If you have forms application, it is not practical to have the handler around Application.Run() as the only event handler. Keep it there, but add also two others:

When inside the form, and exception occurs, you want to keep execution in that context – keep the form open etc. For this purpose, use ThreadExceptionEventHandler.

And also, for case when application is irrepairably crashing on some problem, add handler to Dispatcher.UnhandledException event. It is last thing executed before the application ends. You can log the exception to disk for later investigation etc. Very useful.

Let's see some good resource how they are applied.

Upvotes: 0

Josh Part
Josh Part

Reputation: 2164

You can use the OnUnhandledException application event to catch (almost) every exception that wasn't handled by the code.

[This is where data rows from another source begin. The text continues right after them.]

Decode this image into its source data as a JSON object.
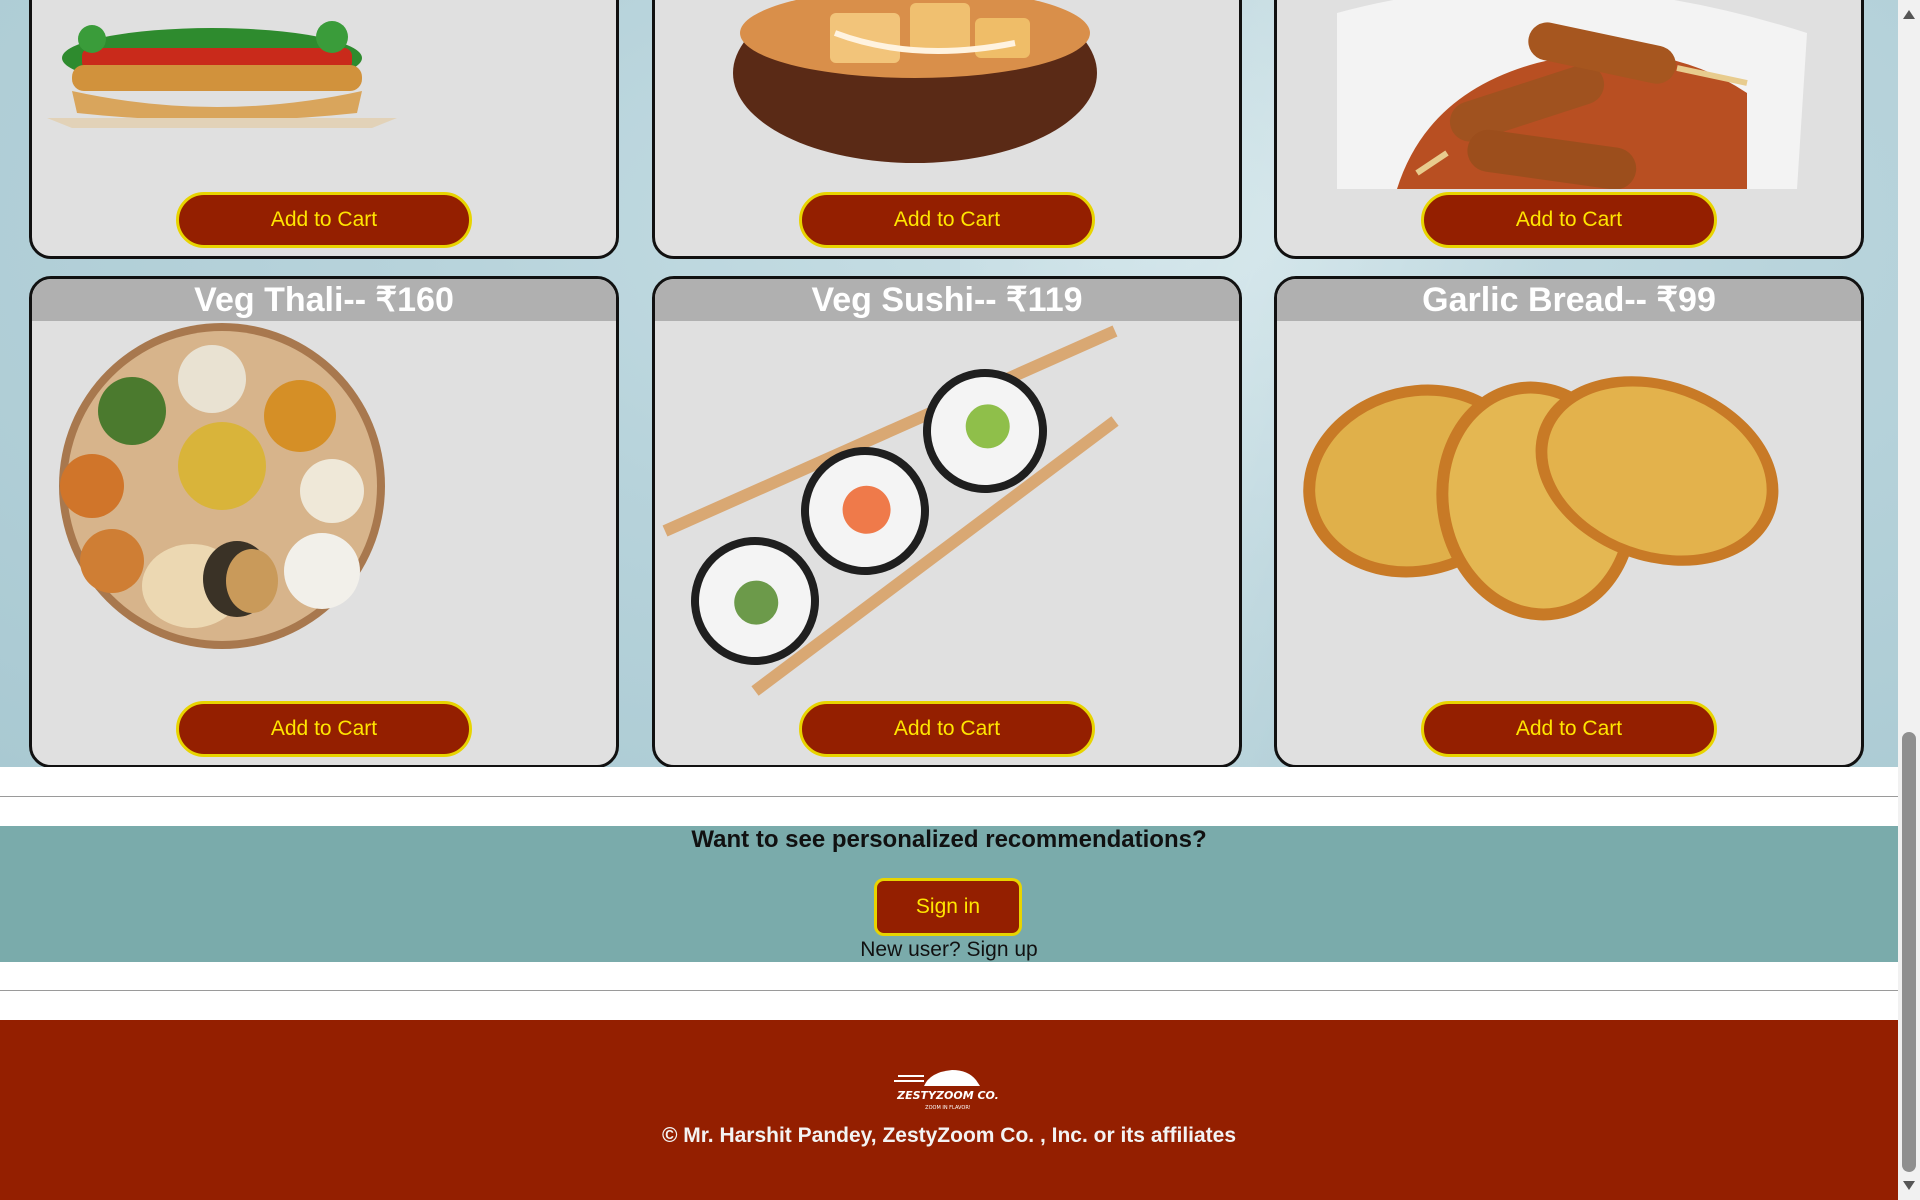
{
  "menu": {
    "top_row": [
      {
        "dish": "burger",
        "button_label": "Add to Cart"
      },
      {
        "dish": "paneer-curry",
        "button_label": "Add to Cart"
      },
      {
        "dish": "seekh-kebab",
        "button_label": "Add to Cart"
      }
    ],
    "items": [
      {
        "title": "Veg Thali-- ₹160",
        "button_label": "Add to Cart"
      },
      {
        "title": "Veg Sushi-- ₹119",
        "button_label": "Add to Cart"
      },
      {
        "title": "Garlic Bread-- ₹99",
        "button_label": "Add to Cart"
      }
    ]
  },
  "recommendation": {
    "question": "Want to see personalized recommendations?",
    "signin_label": "Sign in",
    "newuser_text": "New user?",
    "signup_label": "Sign up"
  },
  "footer": {
    "logo_text": "ZESTYZOOM CO.",
    "logo_tagline": "ZOOM IN FLAVOR!",
    "copyright": "© Mr. Harshit Pandey, ZestyZoom Co. , Inc. or its affiliates"
  },
  "colors": {
    "button_bg": "#941f00",
    "button_text": "#ffe500",
    "band_bg": "#7aabab",
    "footer_bg": "#941f00",
    "card_bg": "#e0e0e0",
    "card_title_bg": "#b0b0b0"
  },
  "icons": {
    "footer_logo": "zestyzoom-logo-icon"
  }
}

On the Project Properties window (double-click project file on the solution explorer or Project Menu -> [Project name] properties), the Application page has a "View Application Events" button that creates a new file in your project.

application event button

In that file there are some events that are fired at application level; one of those is the UnhandledException. Whatever you put there will be executed instead of the classic JIT dialog. The UnhandledExceptionEventArgs object has an Exception property with the unhandled exception object, and a ExitApplication property that decides if the application should exit or continue executing.

Namespace My

    ' The following events are available for MyApplication:
    ' 
    ' Startup: Raised when the application starts, before the startup form is created.
    ' Shutdown: Raised after all application forms are closed.  This event is not raised if the application terminates abnormally.
    ' UnhandledException: Raised if the application encounters an unhandled exception.
    ' StartupNextInstance: Raised when launching a single-instance application and the application is already active. 
    ' NetworkAvailabilityChanged: Raised when the network connection is connected or disconnected.
    Partial Friend Class MyApplication
        Private Sub MyApplication_UnhandledException(sender As Object, e As Microsoft.VisualBasic.ApplicationServices.UnhandledExceptionEventArgs) Handles Me.UnhandledException
            MessageBox.Show(e.Exception.ToString) '<-- the exception object
            e.ExitApplication = True '<-- True if you want the application to close; false to continue - if it can
        End Sub
    End Class

End Namespace

Note that there are still some "über-exceptions" that can't be caught even with this method (out of memory for example), but this way you can log what exceptions are not being correctly handled on your code, or what scenarios are actualy happening that weren't considered at the beggining.

More info here

As a side note: don't rely too much on this event. This has to be for extremely exceptional cases, as what is caught here should be treated ASAP in the corresponding class/module/method. This is a helpful tool for debugging and test cases but having too much exceptions being handled by this event would be a sign of something wrong in your code.

Upvotes: 5

Martin Soles
Martin Soles

Reputation: 559

It depends on what environment your application is running in. If you are using WPF or WinForms, you would launch your application using a main method instead of directly launching a form or page. Your main method should then wrap the calls to instantiate the UI in a try catch block.

So, for a WinForms Application, you could do something like this:

Sub Main
  Try
    Dim MainUI As New Form1
    MainUI.Show()
    Application.Run
  Catch ex As Exception
    'Do that fancy exception processing
  End Try
End Sub

You can do something similar with WPF. But, WPF also supports an event model where you are notified of exceptions, very similar to the one that ASP.Net uses.

Upvotes: 1

Isolin
Isolin

Reputation: 876

You will never be able to catch the StackOverflowException.

All the others for sure yes. I'm not familiar with VB, but it is easy to achieve in C#. For VB, I think the generic exeption handler could be

Try
    ...
Catch e As Exception
    ...
End Try

Of course this has to wrap all your code. You can find more for examples here.